What solution can you recommend? Something that is easy to integrate.
Technology can be LAMP (Linux, Apache, Mysql, PHP or Perl).

rogerd

3:26 pm on Mar 22, 2007 (gmt 0)

WebmasterWorld Administrator 10+ Year Member



Hmmm, Zoltan, I've gone the other direction - used the forum userbase and authentication system to drive other site features. I took that approach mainly because the forum was established and because it had a variety of control features (email authentication, re-authentication required for new email, image verification, etc.) Chances are, you could have someone code a hack that would push new users and changes from your database into a forum database.

One issue to consider is that most forums have various levels of users - unverified members, regular members, members with penalties/restrictions, moderators, admins, etc. If you want your other software to drive user setup and authentication, you'll have to figure out how to make the member type and status in the forum work. COPPA verification (kids under 13 need parental permission to join) is another consideration, though it seems that COPPA has been weakened by judicial rulings.

Whitey

6:21 am on Mar 23, 2007 (gmt 0)

WebmasterWorld Senior Member 10+ Year Member Top Contributors Of The Month



.... I've been digging around on some fantastic forums over the week as a user, getting the feel of things and preparing for this "forums" project.

At the moment I have an e-marketing guy drawing up some early stage plans, but as always i want to be a step ahead to ensure we are heading the right way.

A couple of things, in the "ABC" stages:

Integrated solution versus better software

- I can clearly see that established board software like vbulletin and phpBB are full of great features and easier to use, but we have an exisitng front end management CMS to organise our e-commerce on the front end and I don't want to intergrate seperate solutions.

Why?

Because I'll have to deal with seperate developers with all the headaches that causes.

Is that sound thinking or am I not thinking out of the square?

The system that we look like using is Gossamer Forums, which seems a fair way behind the others.
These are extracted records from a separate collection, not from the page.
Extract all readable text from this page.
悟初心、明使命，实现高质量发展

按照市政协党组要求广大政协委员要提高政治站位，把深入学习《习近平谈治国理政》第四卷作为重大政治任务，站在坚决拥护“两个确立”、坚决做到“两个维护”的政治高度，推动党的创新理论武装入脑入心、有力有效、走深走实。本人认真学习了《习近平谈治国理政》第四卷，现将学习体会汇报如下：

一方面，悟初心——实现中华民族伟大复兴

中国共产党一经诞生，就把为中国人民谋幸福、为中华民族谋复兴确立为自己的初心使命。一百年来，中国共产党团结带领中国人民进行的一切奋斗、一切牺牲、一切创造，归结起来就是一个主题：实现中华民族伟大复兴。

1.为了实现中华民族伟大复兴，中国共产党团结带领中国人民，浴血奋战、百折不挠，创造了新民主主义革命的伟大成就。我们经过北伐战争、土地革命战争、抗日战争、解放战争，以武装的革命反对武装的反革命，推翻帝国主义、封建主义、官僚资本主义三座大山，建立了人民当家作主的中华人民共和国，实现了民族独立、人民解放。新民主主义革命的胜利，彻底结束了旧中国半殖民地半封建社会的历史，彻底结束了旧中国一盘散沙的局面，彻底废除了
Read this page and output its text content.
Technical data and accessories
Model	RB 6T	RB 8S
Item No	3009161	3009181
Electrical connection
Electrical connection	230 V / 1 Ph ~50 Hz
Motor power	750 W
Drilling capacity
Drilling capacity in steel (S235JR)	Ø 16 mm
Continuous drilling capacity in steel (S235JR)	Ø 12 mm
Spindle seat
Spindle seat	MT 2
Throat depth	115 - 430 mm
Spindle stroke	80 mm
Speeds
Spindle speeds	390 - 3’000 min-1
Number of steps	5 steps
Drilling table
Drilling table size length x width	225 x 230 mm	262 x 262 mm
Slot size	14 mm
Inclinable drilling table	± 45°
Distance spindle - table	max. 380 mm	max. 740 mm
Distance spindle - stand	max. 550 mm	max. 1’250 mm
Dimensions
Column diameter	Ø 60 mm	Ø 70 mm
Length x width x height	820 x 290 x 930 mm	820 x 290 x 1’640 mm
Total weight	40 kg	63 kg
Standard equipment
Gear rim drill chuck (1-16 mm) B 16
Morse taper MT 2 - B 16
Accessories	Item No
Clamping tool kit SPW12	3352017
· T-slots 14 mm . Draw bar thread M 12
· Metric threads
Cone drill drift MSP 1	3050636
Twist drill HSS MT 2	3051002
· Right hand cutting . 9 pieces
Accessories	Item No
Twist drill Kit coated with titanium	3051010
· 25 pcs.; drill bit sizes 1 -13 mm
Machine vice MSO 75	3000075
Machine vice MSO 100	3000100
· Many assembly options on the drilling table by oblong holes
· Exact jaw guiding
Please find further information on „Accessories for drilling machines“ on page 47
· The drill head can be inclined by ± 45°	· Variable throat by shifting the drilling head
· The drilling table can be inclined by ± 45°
I wondered if anyone's been faced with a similar integration issue and can comment on making do with something like GT's product.

Moderator Guidelines

Again I was looking out for some models to observe that declared the moderator guidelines and the incentive structures [ voluntary ] as a benchmark.
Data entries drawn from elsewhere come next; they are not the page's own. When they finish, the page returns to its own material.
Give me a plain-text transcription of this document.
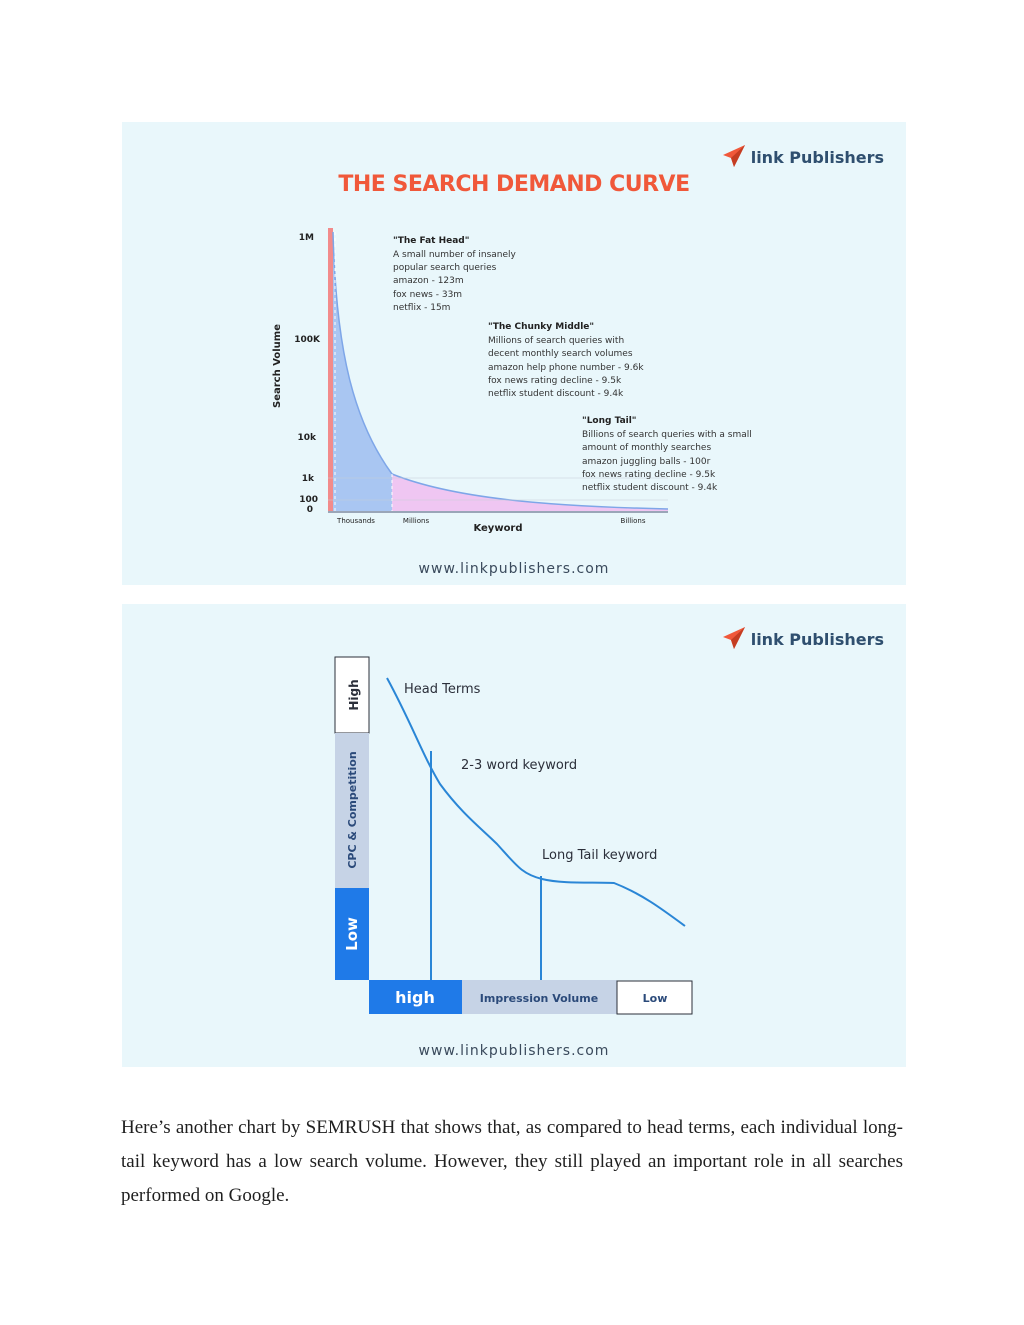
link Publishers
THE SEARCH DEMAND CURVE
1M
100K
10k
1k
100
0
Search Volume
Thousands	Millions	Billions
Keyword
"The Fat Head"
A small number of insanely
popular search queries
amazon - 123m
fox news - 33m
netflix - 15m
"The Chunky Middle"
Millions of search queries with
decent monthly search volumes
amazon help phone number - 9.6k
fox news rating decline - 9.5k
netflix student discount - 9.4k
"Long Tail"
Billions of search queries with a small
amount of monthly searches
amazon juggling balls - 100r
fox news rating decline - 9.5k
netflix student discount - 9.4k
www.linkpublishers.com
link Publishers
High
CPC & Competition
Low
high	Impression Volume	Low
Head Terms
2-3 word keyword
Long Tail keyword
www.linkpublishers.com

Here’s another chart by SEMRUSH that shows that, as compared to head terms, each individual long-tail keyword has a low search volume. However, they still played an important role in all searches performed on Google.
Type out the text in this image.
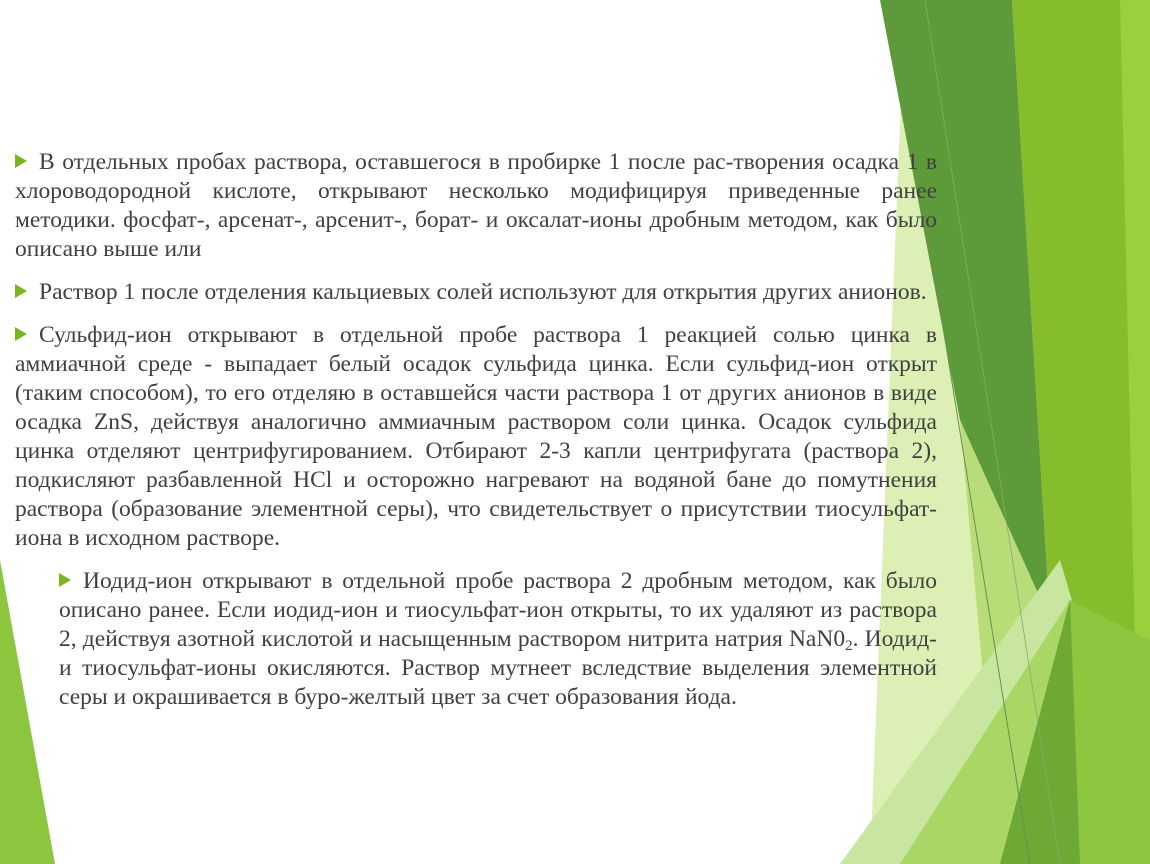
В отдельных пробах раствора, оставшегося в пробирке 1 после рас-творения осадка 1 в хлороводородной кислоте, открывают несколько модифицируя приведенные ранее методики. фосфат-, арсенат-, арсенит-, борат- и оксалат-ионы дробным методом, как было описано выше или

Раствор 1 после отделения кальциевых солей используют для открытия других анионов.

Сульфид-ион открывают в отдельной пробе раствора 1 реакцией солью цинка в аммиачной среде - выпадает белый осадок сульфида цинка. Если сульфид-ион открыт (таким способом), то его отделяю в оставшейся части раствора 1 от других анионов в виде осадка ZnS, действуя аналогично аммиачным раствором соли цинка. Осадок сульфида цинка отделяют центрифугированием. Отбирают 2-3 капли центрифугата (раствора 2), подкисляют разбавленной НСl и осторожно нагревают на водяной бане до помутнения раствора (образование элементной серы), что свидетельствует о присутствии тиосульфат-иона в исходном растворе.

Иодид-ион открывают в отдельной пробе раствора 2 дробным методом, как было описано ранее. Если иодид-ион и тиосульфат-ион открыты, то их удаляют из раствора 2, действуя азотной кислотой и насыщенным раствором нитрита натрия $NaN0_2$. Иодид- и тиосульфат-ионы окисляются. Раствор мутнеет вследствие выделения элементной серы и окрашивается в буро-желтый цвет за счет образования йода.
The one that impressed me the most was "FlyerTalk" which is mentioned on some other recent post.

Does anyone have any top quality benchmarks that they have worked to?

zoltan

9:03 pm on Mar 26, 2007 (gmt 0)

10+ Year Member



Roger, actually the website is using a custom script. It is a dating website, and I coded it 95% alone. Now, I would like to add a forum functionality to increase interaction between members. The thing is I would not want to code a forum script from scratch since there are many available forums free or paid. The question is: what script offers me the best way to integrate my existing userbase? I do not want the members to have 2 different usernames and passwords.